Le second tour sera crucial pour les Français de Corse et ceux du continent. L’Île se prononcera pour un ancrage dans la République ou pour une dérive vers un destin plus souverain. Les têtes de file de la liste nationaliste, Gilles Simeoni et Jean-Guy Talamoni, prennent bien soin de ne pas évoquer l’hypothèse indépendantiste à court terme pour ne pas effaroucher. Ils savent que ni l’opinion, ni l’économie corse ne sont aujourd’hui prêtes. Mais c’est bien là l’horizon, pour certains.
Ils n'auront pas crié en vain à tous les vents qu'ils n'étaient pas indépendantistes, proposant au peuple corse, rassuré, l'émancipation avec filets de sécurité.
Il faut reconnaître aux nationalistes le mérite d’avoir préservé l’île de Beauté du saccage général des rivages alentours, aussi musclés qu’aient pu être leurs moyens d’expression. Entre eux et la classe politique locale, la démocratie a rarement trouvé son compte tant dominent le clientélisme, la violence et la corruption sous toutes ses formes. Les Corses payent cher pour préserver cette identité.
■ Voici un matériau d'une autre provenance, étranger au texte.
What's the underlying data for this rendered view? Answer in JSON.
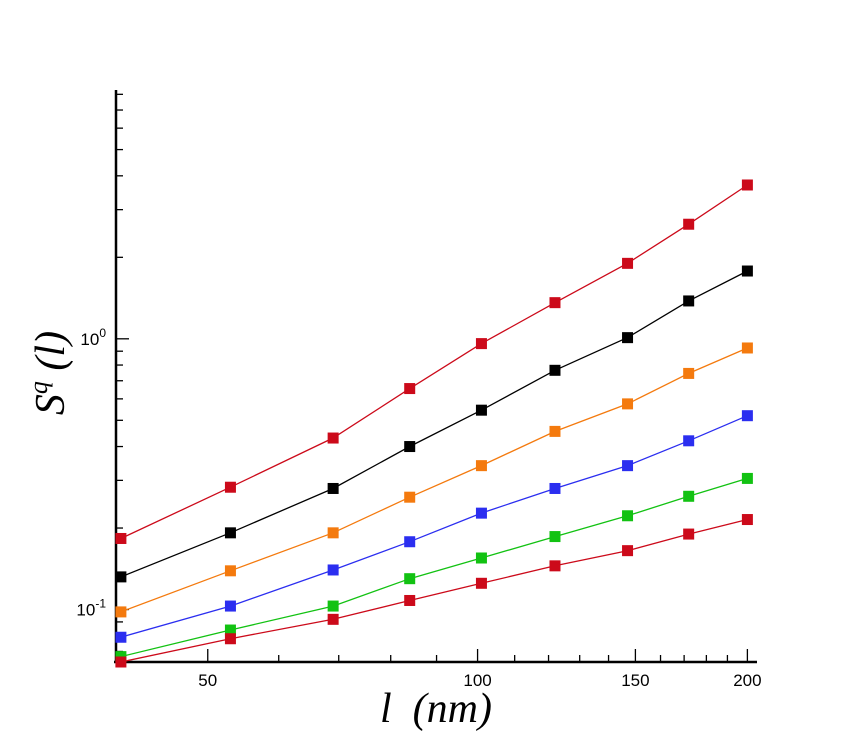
{
  "chart_data": {
    "type": "line",
    "x_scale": "log",
    "y_scale": "log",
    "xlabel": "l  (nm)",
    "ylabel": {
      "base": "S",
      "superscript": "q",
      "suffix": " (l)"
    },
    "xlim": [
      39.5,
      205
    ],
    "ylim": [
      0.064,
      8.3
    ],
    "x_ticks": [
      {
        "value": 50,
        "label": "50"
      },
      {
        "value": 100,
        "label": "100"
      },
      {
        "value": 150,
        "label": "150"
      },
      {
        "value": 200,
        "label": "200"
      }
    ],
    "y_ticks": [
      {
        "value": 0.1,
        "base": "10",
        "exp": "-1"
      },
      {
        "value": 1.0,
        "base": "10",
        "exp": "0"
      }
    ],
    "grid": false,
    "marker": "square",
    "x": [
      40,
      53,
      69,
      84,
      101,
      122,
      147,
      172,
      200
    ],
    "series": [
      {
        "color": "#cc0a1a",
        "values": [
          0.183,
          0.283,
          0.43,
          0.655,
          0.96,
          1.36,
          1.9,
          2.65,
          3.7
        ]
      },
      {
        "color": "#000000",
        "values": [
          0.132,
          0.192,
          0.28,
          0.4,
          0.545,
          0.765,
          1.01,
          1.38,
          1.78
        ]
      },
      {
        "color": "#f47a0e",
        "values": [
          0.098,
          0.139,
          0.192,
          0.26,
          0.34,
          0.455,
          0.575,
          0.745,
          0.925
        ]
      },
      {
        "color": "#2b2ef0",
        "values": [
          0.079,
          0.103,
          0.14,
          0.178,
          0.227,
          0.28,
          0.34,
          0.42,
          0.52
        ]
      },
      {
        "color": "#12c212",
        "values": [
          0.067,
          0.084,
          0.103,
          0.13,
          0.155,
          0.186,
          0.222,
          0.262,
          0.305
        ]
      },
      {
        "color": "#cc0a1a",
        "values": [
          0.064,
          0.078,
          0.092,
          0.108,
          0.125,
          0.145,
          0.165,
          0.19,
          0.215
        ]
      }
    ]
  }
}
En renonçant à l’action armée, la frange la plus radicale des nationalistes a creusé le sillon qui lui entrouvre aujourd’hui les portes du pouvoir. Elle pourrait y affronter ses propres contradictions.
Reste que pour ce quatrième scrutin en deux ans sur l'île de Beauté et les chutes de neige ont fini de décourager le Corse de sortir de chez lui. À l'arrivée, le fort taux d'abstention a même de quoi faire taire ceux qui prétendent qu'en Corse on fait voter les morts.